Use some for Object Arrays and Custom Logic

If your array contains objects, includes only checks reference identity. Two different objects with the same properties are not considered equal.

javascript
1const a = { id: 1 };
2const b = { id: 1 };
3
4console.log([a].includes(a)); // true
5console.log([a].includes(b)); // false

When the real question is "does any element satisfy this condition," use some.

javascript
1const users = [
2  { id: 1, active: false },
3  { id: 2, active: true },
4];
5
6const hasUserTwo = users.some((user) => user.id === 2);
7const hasActiveUser = users.some((user) => user.active);
8
9console.log(hasUserTwo);    // true
10console.log(hasActiveUser); // true

some is the right tool when matching is based on a property or a computed rule rather than exact value identity.

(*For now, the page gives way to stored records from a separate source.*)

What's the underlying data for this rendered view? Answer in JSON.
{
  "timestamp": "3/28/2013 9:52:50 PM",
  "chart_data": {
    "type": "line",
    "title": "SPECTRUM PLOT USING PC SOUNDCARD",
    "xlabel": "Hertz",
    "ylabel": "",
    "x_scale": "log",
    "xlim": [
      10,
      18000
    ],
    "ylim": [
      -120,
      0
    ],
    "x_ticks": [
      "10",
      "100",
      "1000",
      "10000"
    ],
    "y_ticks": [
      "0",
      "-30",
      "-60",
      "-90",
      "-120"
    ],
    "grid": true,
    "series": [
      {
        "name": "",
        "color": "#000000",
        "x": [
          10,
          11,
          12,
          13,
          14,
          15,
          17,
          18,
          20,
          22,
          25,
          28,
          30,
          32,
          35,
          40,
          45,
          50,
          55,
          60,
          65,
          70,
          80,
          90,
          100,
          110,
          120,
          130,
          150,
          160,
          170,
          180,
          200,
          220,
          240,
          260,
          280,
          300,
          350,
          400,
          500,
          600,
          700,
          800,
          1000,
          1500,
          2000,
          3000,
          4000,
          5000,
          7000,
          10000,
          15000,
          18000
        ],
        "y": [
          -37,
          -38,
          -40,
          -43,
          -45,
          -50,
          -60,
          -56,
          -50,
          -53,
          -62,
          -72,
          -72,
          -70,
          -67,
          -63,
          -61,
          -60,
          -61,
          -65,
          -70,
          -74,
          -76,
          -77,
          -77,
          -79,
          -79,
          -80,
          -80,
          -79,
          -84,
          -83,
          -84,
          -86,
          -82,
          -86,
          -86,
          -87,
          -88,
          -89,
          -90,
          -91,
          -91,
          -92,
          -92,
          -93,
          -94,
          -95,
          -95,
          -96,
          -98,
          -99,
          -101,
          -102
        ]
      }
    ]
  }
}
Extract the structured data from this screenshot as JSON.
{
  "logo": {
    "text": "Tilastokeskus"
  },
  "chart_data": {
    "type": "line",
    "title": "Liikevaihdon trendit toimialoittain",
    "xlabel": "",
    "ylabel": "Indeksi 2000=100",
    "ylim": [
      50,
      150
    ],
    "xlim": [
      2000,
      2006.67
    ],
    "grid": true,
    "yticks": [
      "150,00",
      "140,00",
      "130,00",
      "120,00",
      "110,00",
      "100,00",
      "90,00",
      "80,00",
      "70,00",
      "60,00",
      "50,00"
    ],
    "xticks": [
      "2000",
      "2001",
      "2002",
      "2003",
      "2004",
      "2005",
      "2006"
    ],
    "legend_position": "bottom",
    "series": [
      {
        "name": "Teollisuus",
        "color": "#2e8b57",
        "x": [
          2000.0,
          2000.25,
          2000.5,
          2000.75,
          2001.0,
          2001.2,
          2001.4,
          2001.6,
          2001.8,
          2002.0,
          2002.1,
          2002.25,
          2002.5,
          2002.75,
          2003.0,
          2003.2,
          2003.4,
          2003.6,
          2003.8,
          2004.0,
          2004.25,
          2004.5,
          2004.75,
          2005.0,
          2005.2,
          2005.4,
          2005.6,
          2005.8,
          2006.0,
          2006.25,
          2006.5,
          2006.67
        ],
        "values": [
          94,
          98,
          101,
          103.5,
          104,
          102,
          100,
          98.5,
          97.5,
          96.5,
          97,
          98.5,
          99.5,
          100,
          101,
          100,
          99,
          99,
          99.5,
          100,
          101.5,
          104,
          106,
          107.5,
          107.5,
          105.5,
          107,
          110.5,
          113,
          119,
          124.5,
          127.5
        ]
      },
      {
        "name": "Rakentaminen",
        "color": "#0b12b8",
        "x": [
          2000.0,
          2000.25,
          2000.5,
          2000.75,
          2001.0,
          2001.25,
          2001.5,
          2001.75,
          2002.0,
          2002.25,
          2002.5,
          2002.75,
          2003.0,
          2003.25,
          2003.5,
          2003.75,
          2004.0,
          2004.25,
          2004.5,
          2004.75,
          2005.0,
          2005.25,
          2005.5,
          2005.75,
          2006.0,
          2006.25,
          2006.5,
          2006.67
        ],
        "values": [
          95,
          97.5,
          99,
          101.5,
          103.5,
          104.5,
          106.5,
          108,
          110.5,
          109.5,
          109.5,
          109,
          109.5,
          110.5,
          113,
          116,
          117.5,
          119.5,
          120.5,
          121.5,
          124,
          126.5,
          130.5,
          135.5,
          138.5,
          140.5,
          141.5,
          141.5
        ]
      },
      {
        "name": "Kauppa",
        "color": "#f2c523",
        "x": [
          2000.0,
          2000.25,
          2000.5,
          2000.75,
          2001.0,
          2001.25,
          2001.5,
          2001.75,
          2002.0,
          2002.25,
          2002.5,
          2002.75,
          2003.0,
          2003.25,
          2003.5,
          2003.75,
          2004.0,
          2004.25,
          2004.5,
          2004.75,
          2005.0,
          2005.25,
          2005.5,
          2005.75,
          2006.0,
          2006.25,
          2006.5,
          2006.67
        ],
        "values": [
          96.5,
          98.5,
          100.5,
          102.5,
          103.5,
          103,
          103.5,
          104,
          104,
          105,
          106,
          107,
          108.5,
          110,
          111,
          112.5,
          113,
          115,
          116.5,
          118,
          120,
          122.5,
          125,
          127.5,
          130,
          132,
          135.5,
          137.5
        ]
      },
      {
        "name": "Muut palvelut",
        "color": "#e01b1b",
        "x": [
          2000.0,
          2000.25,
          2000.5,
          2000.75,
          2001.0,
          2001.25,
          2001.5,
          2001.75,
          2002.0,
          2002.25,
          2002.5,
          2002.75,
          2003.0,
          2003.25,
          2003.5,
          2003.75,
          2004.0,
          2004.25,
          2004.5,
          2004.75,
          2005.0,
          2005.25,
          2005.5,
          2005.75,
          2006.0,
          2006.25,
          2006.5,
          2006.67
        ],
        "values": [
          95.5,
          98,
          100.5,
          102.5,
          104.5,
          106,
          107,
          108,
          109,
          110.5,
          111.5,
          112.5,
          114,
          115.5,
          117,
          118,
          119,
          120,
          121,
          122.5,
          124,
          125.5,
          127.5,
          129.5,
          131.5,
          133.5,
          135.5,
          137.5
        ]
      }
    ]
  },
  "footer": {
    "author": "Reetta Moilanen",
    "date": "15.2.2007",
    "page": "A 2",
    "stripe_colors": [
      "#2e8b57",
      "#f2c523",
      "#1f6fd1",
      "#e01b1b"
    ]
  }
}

Use find When You Need the Matching Item

Sometimes you do not just need a yes or no answer. You need the matching object itself. In that case, find is often more useful than some.

javascript
1const products = [
2  { sku: "A-100", price: 25 },
3  { sku: "B-200", price: 40 },
4];
5
6const product = products.find((item) => item.sku === "B-200");
7
8console.log(product);
9console.log(product !== undefined);

If you only check existence, some communicates intent more clearly. If you need the actual element, find avoids searching twice.

Use a Set for Repeated Lookups

Array scans are fine for occasional membership checks, but repeated lookups in large collections can become wasteful. A Set gives you a more appropriate data structure for that case.

javascript
1const blockedWords = ["spam", "scam", "fraud"];
2const blockedSet = new Set(blockedWords);
3
4console.log(blockedSet.has("spam")); // true
5console.log(blockedSet.has("safe")); // false

This is especially useful in validation code, parsers, or other hot paths where you perform many membership checks against the same list.

Normalize Data Before Comparing

Many "membership bugs" are not really about the method. They are about inconsistent data. Case differences and mismatched types are common examples.

javascript
1const tags = ["Apple", "Banana", "Cherry"];
2
3function hasTagIgnoreCase(tagList, candidate) {
4  return tagList
5    .map((tag) => tag.toLowerCase())
6    .includes(candidate.toLowerCase());
7}
8
9console.log(hasTagIgnoreCase(tags, "banana")); // true
10console.log([1, 2, 3].includes("2"));          // false

If the source array contains numbers, compare with numbers. If user input arrives as strings, convert it before checking membership.

Common Pitfalls

The most common pitfall is using includes on an array of objects and expecting it to compare object contents. It compares references, so only the exact same object instance matches.

Another issue is relying on indexOf in new code when includes expresses the intent more clearly. indexOf still works, but it is easier to read the boolean result from includes.

Teams also often ignore normalization rules. Case-sensitive strings and mixed numeric types can make a valid value look absent when the real problem is inconsistent input.

Finally, repeated .includes calls on a large array can become a design issue. At that point, use a Set.

Summary

  • Use includes for straightforward membership checks in arrays of primitive values.
  • Use some when matching depends on a property or custom predicate.
  • Use find when you need the matching element, not just a boolean.
  • Use Set.has for repeated lookups in larger collections.
  • Normalize string case and value types before comparing when business rules require it.